À travers des témoignages et des images d’archives, RBG retrace l’incroyable carrière d’une femme qui a su être le témoin de son époque pour mieux tenter de la faire progresser, en devenant par exemple en 1972 la co-fondatrice du « Women’s Rights Project », inspiré par le mouvement des droits civiques.

Photo de la juge siégeant à la Cour Suprême Ruth Bader Ginsburg, qui se trouve devant une fenêtre.

En plus de dépeindre avec des interventions toujours captivantes les actions de ce véritable modèle d’acharnement devenu une dissidente politique malgré elle, RBG dévoile par ailleurs la vie personnelle extrêmement touchante de la juge. Réservée, Ruth Bader Ginsburg a été mariée pendant plus de 50 ans à Martin Ginsburg, éminent avocat fiscal qui n’a jamais hésité à faire passer sa carrière au second plan pour que son épouse puisse gravir les échelons. Couple moderne qui semble avoir toujours préféré rire de cette situation plutôt que de s’en vanter, les Ginsburg ont vécu une histoire d’amour qui occupe une place fondamentale dans le film.

Leurs rapports révèlent la discrétion de Ruth Bader Ginsburg, qui n’hésitait pas à se mettre en retrait durant leurs apparitions publiques, en raison d’une timidité que son mari décédé en 2010 semblait savoir préserver à merveille.
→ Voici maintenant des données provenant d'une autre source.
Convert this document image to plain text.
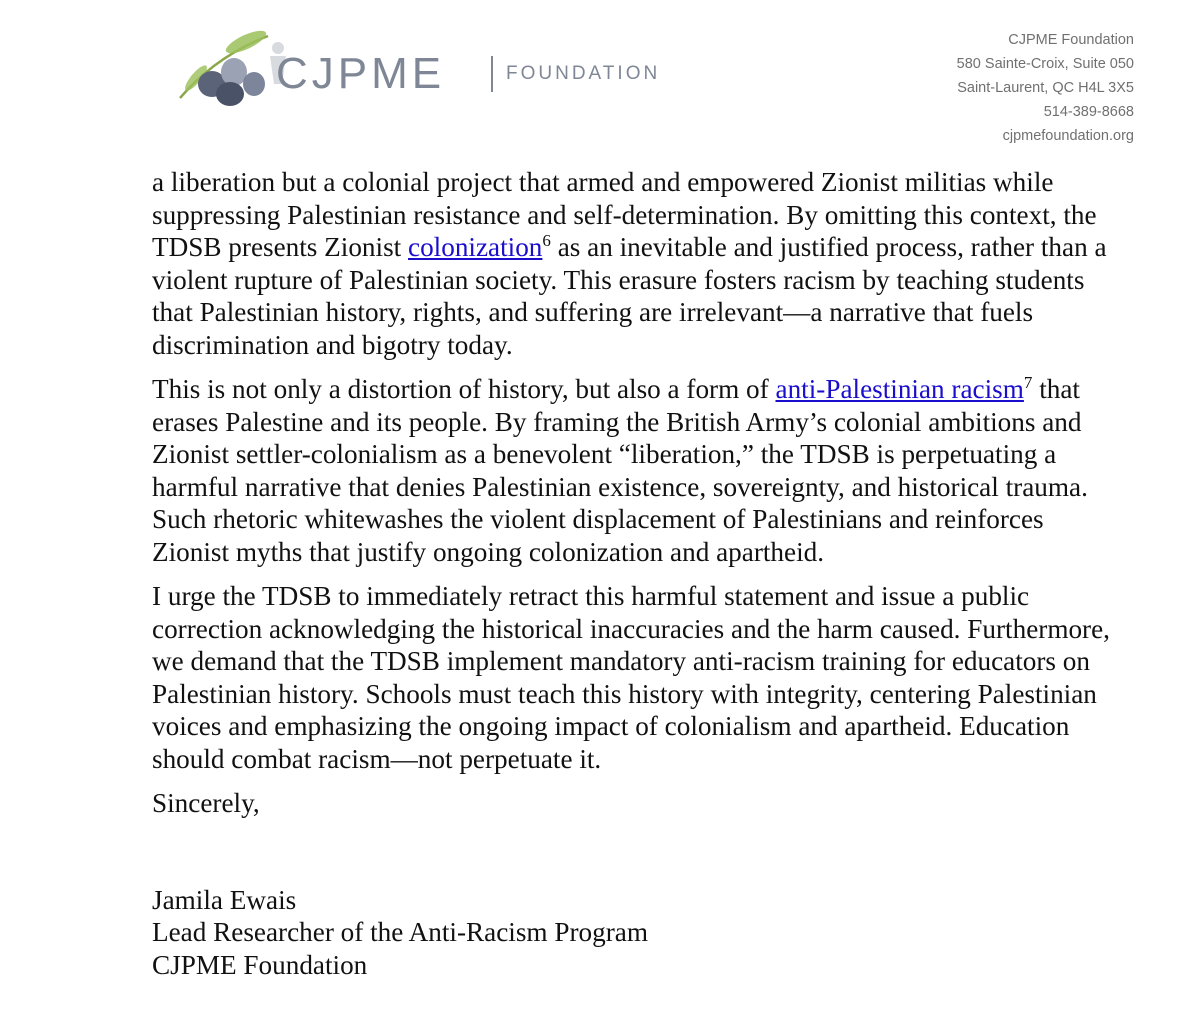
CJPME	FOUNDATION
CJPME Foundation
580 Sainte-Croix, Suite 050
Saint-Laurent, QC H4L 3X5
514-389-8668
cjpmefoundation.org

a liberation but a colonial project that armed and empowered Zionist militias while suppressing Palestinian resistance and self-determination. By omitting this context, the TDSB presents Zionist colonization$^6$ as an inevitable and justified process, rather than a violent rupture of Palestinian society. This erasure fosters racism by teaching students that Palestinian history, rights, and suffering are irrelevant—a narrative that fuels discrimination and bigotry today.

This is not only a distortion of history, but also a form of anti-Palestinian racism$^7$ that erases Palestine and its people. By framing the British Army’s colonial ambitions and Zionist settler-colonialism as a benevolent “liberation,” the TDSB is perpetuating a harmful narrative that denies Palestinian existence, sovereignty, and historical trauma. Such rhetoric whitewashes the violent displacement of Palestinians and reinforces Zionist myths that justify ongoing colonization and apartheid.

I urge the TDSB to immediately retract this harmful statement and issue a public correction acknowledging the historical inaccuracies and the harm caused. Furthermore, we demand that the TDSB implement mandatory anti-racism training for educators on Palestinian history. Schools must teach this history with integrity, centering Palestinian voices and emphasizing the ongoing impact of colonialism and apartheid. Education should combat racism—not perpetuate it.

Sincerely,

Jamila Ewais
Lead Researcher of the Anti-Racism Program
CJPME Foundation
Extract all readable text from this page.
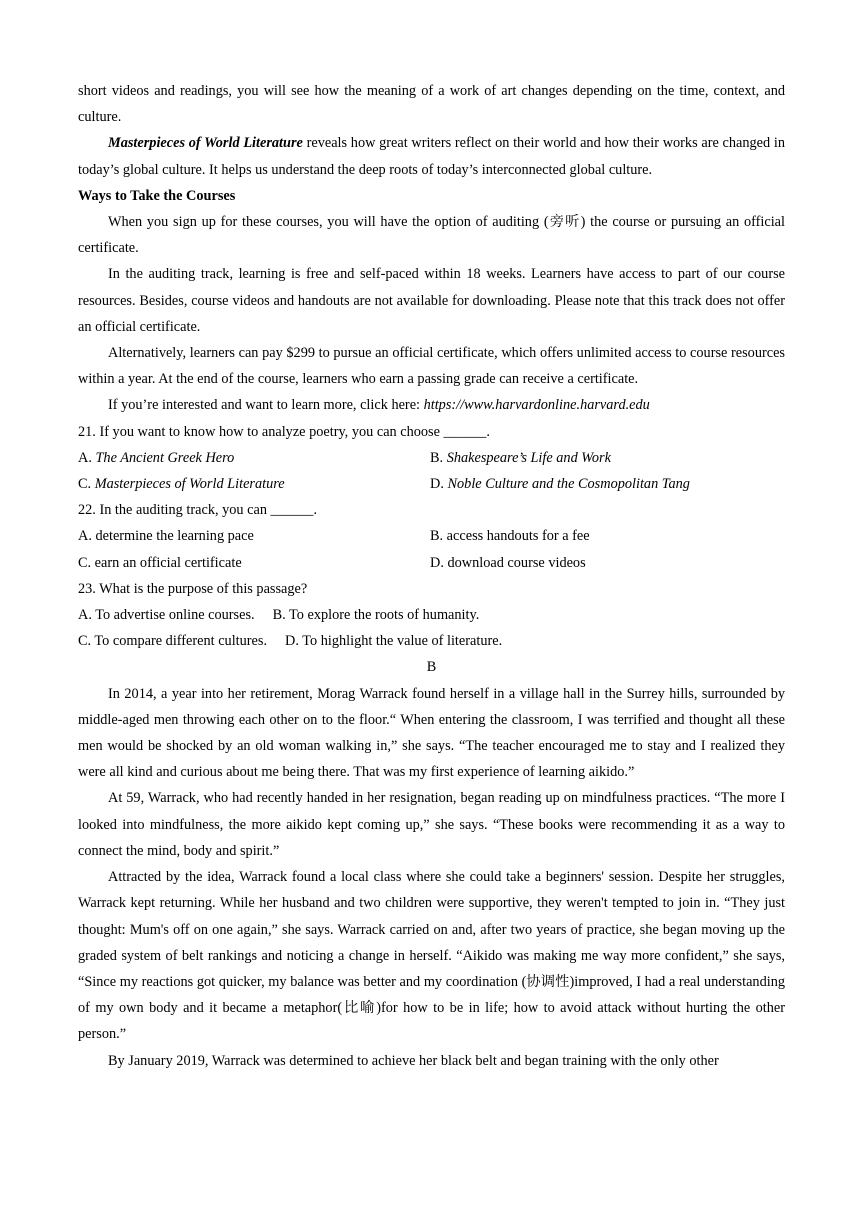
short videos and readings, you will see how the meaning of a work of art changes depending on the time, context, and culture.

Masterpieces of World Literature reveals how great writers reflect on their world and how their works are changed in today’s global culture. It helps us understand the deep roots of today’s interconnected global culture.

Ways to Take the Courses

When you sign up for these courses, you will have the option of auditing (旁听) the course or pursuing an official certificate.

In the auditing track, learning is free and self-paced within 18 weeks. Learners have access to part of our course resources. Besides, course videos and handouts are not available for downloading. Please note that this track does not offer an official certificate.

Alternatively, learners can pay $299 to pursue an official certificate, which offers unlimited access to course resources within a year. At the end of the course, learners who earn a passing grade can receive a certificate.

If you’re interested and want to learn more, click here: https://www.harvardonline.harvard.edu

21. If you want to know how to analyze poetry, you can choose ______.

A. The Ancient Greek Hero	B. Shakespeare’s Life and Work
C. Masterpieces of World Literature	D. Noble Culture and the Cosmopolitan Tang

22. In the auditing track, you can ______.

A. determine the learning pace	B. access handouts for a fee
C. earn an official certificate	D. download course videos

23. What is the purpose of this passage?

A. To advertise online courses. B. To explore the roots of humanity.

C. To compare different cultures. D. To highlight the value of literature.

B

In 2014, a year into her retirement, Morag Warrack found herself in a village hall in the Surrey hills, surrounded by middle-aged men throwing each other on to the floor.“ When entering the classroom, I was terrified and thought all these men would be shocked by an old woman walking in,” she says. “The teacher encouraged me to stay and I realized they were all kind and curious about me being there. That was my first experience of learning aikido.”

At 59, Warrack, who had recently handed in her resignation, began reading up on mindfulness practices. “The more I looked into mindfulness, the more aikido kept coming up,” she says. “These books were recommending it as a way to connect the mind, body and spirit.”

Attracted by the idea, Warrack found a local class where she could take a beginners' session. Despite her struggles, Warrack kept returning. While her husband and two children were supportive, they weren't tempted to join in. “They just thought: Mum's off on one again,” she says. Warrack carried on and, after two years of practice, she began moving up the graded system of belt rankings and noticing a change in herself. “Aikido was making me way more confident,” she says, “Since my reactions got quicker, my balance was better and my coordination (协调性)improved, I had a real understanding of my own body and it became a metaphor(比喻)for how to be in life; how to avoid attack without hurting the other person.”

By January 2019, Warrack was determined to achieve her black belt and began training with the only other
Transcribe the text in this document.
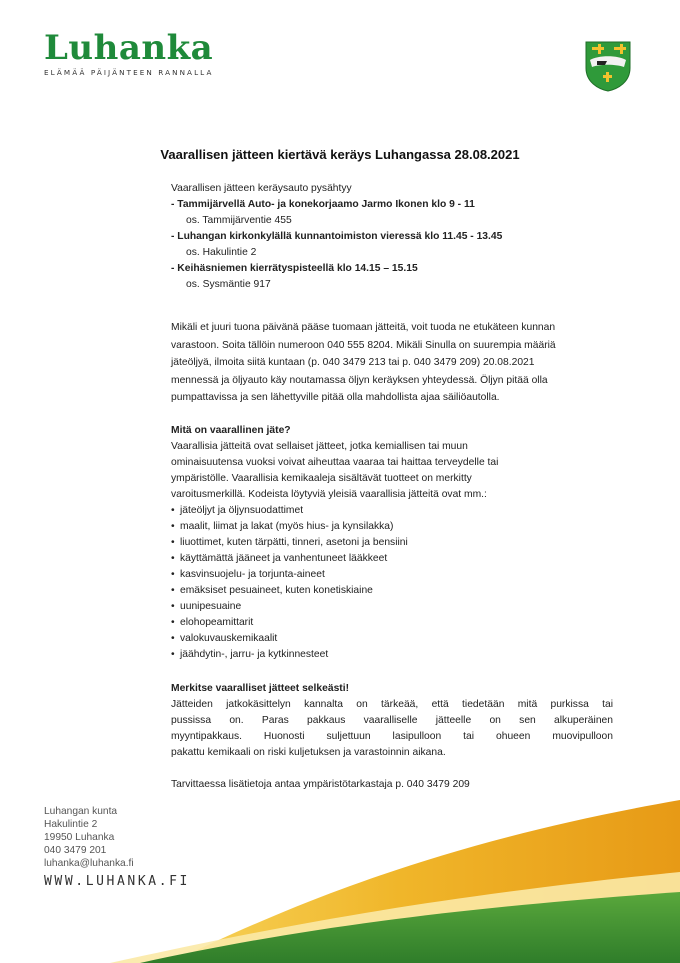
Luhanka
ELÄMÄÄ PÄIJÄNTEEN RANNALLA
Vaarallisen jätteen kiertävä keräys Luhangassa 28.08.2021
Vaarallisen jätteen keräysauto pysähtyy
- Tammijärvellä Auto- ja konekorjaamo Jarmo Ikonen klo 9 - 11
os. Tammijärventie 455
- Luhangan kirkonkylällä kunnantoimiston vieressä klo 11.45 - 13.45
os. Hakulintie 2
- Keihäsniemen kierrätyspisteellä klo 14.15 – 15.15
os. Sysmäntie 917
Mikäli et juuri tuona päivänä pääse tuomaan jätteitä, voit tuoda ne etukäteen kunnan
varastoon. Soita tällöin numeroon 040 555 8204. Mikäli Sinulla on suurempia määriä
jäteöljyä, ilmoita siitä kuntaan (p. 040 3479 213 tai p. 040 3479 209) 20.08.2021
mennessä ja öljyauto käy noutamassa öljyn keräyksen yhteydessä. Öljyn pitää olla
pumpattavissa ja sen lähettyville pitää olla mahdollista ajaa säiliöautolla.
Mitä on vaarallinen jäte?
Vaarallisia jätteitä ovat sellaiset jätteet, jotka kemiallisen tai muun
ominaisuutensa vuoksi voivat aiheuttaa vaaraa tai haittaa terveydelle tai
ympäristölle. Vaarallisia kemikaaleja sisältävät tuotteet on merkitty
varoitusmerkillä. Kodeista löytyviä yleisiä vaarallisia jätteitä ovat mm.:
• jäteöljyt ja öljynsuodattimet
• maalit, liimat ja lakat (myös hius- ja kynsilakka)
• liuottimet, kuten tärpätti, tinneri, asetoni ja bensiini
• käyttämättä jääneet ja vanhentuneet lääkkeet
• kasvinsuojelu- ja torjunta-aineet
• emäksiset pesuaineet, kuten konetiskiaine
• uunipesuaine
• elohopeamittarit
• valokuvauskemikaalit
• jäähdytin-, jarru- ja kytkinnesteet
Merkitse vaaralliset jätteet selkeästi!
Jätteiden jatkokäsittelyn kannalta on tärkeää, että tiedetään mitä purkissa tai
pussissa on. Paras pakkaus vaaralliselle jätteelle on sen alkuperäinen
myyntipakkaus. Huonosti suljettuun lasipulloon tai ohueen muovipulloon
pakattu kemikaali on riski kuljetuksen ja varastoinnin aikana.
Tarvittaessa lisätietoja antaa ympäristötarkastaja p. 040 3479 209
Luhangan kunta
Hakulintie 2
19950 Luhanka
040 3479 201
luhanka@luhanka.fi
WWW.LUHANKA.FI
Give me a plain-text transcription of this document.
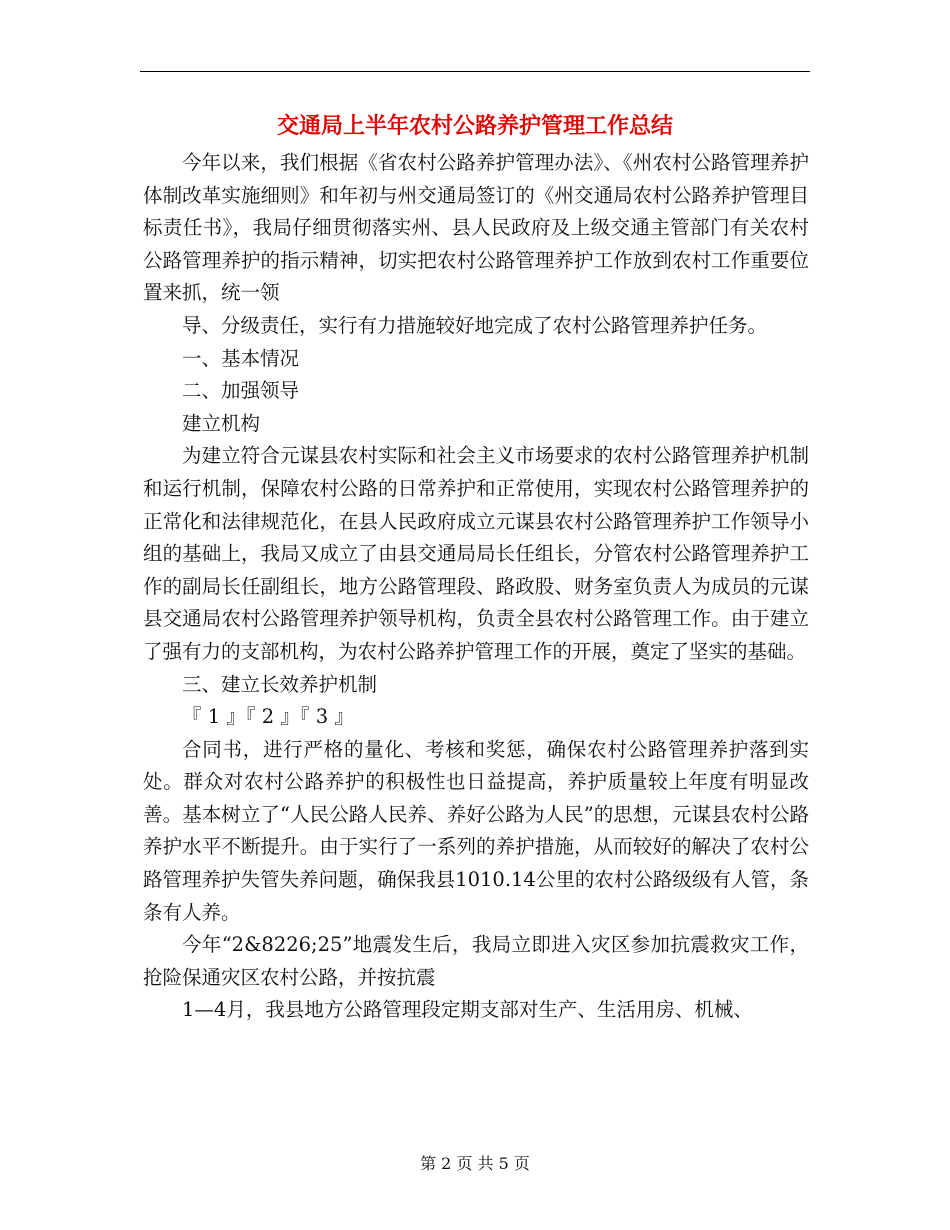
交通局上半年农村公路养护管理工作总结

今年以来，我们根据《省农村公路养护管理办法》、《州农村公路管理养护体制改革实施细则》和年初与州交通局签订的《州交通局农村公路养护管理目标责任书》，我局仔细贯彻落实州、县人民政府及上级交通主管部门有关农村公路管理养护的指示精神，切实把农村公路管理养护工作放到农村工作重要位置来抓，统一领

导、分级责任，实行有力措施较好地完成了农村公路管理养护任务。

一、基本情况

二、加强领导

建立机构

为建立符合元谋县农村实际和社会主义市场要求的农村公路管理养护机制和运行机制，保障农村公路的日常养护和正常使用，实现农村公路管理养护的正常化和法律规范化，在县人民政府成立元谋县农村公路管理养护工作领导小组的基础上，我局又成立了由县交通局局长任组长，分管农村公路管理养护工作的副局长任副组长，地方公路管理段、路政股、财务室负责人为成员的元谋县交通局农村公路管理养护领导机构，负责全县农村公路管理工作。由于建立了强有力的支部机构，为农村公路养护管理工作的开展，奠定了坚实的基础。

三、建立长效养护机制

『 1 』『 2 』『 3 』

合同书，进行严格的量化、考核和奖惩，确保农村公路管理养护落到实处。群众对农村公路养护的积极性也日益提高，养护质量较上年度有明显改善。基本树立了“人民公路人民养、养好公路为人民”的思想，元谋县农村公路养护水平不断提升。由于实行了一系列的养护措施，从而较好的解决了农村公路管理养护失管失养问题，确保我县1010.14公里的农村公路级级有人管，条条有人养。

今年“2&8226;25”地震发生后，我局立即进入灾区参加抗震救灾工作，抢险保通灾区农村公路，并按抗震

1—4月，我县地方公路管理段定期支部对生产、生活用房、机械、

第 2 页 共 5 页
Ce trait de caractère n’a en tout cas jamais empêché RBG de faire valoir ses idées calmement à son auditoire, même lorsque ce dernier tenait des positions ultra conservatrices, voire totalement rétrogrades. Son élégance, associée à un argumentaire en béton lors de ses plaidoiries, est d’ailleurs elle aussi totalement perceptible dans ce documentaire actuel à ne pas rater, d’autant plus depuis que Brett Kavanaugh a obtenu son siège à la Cour Suprême des États-Unis.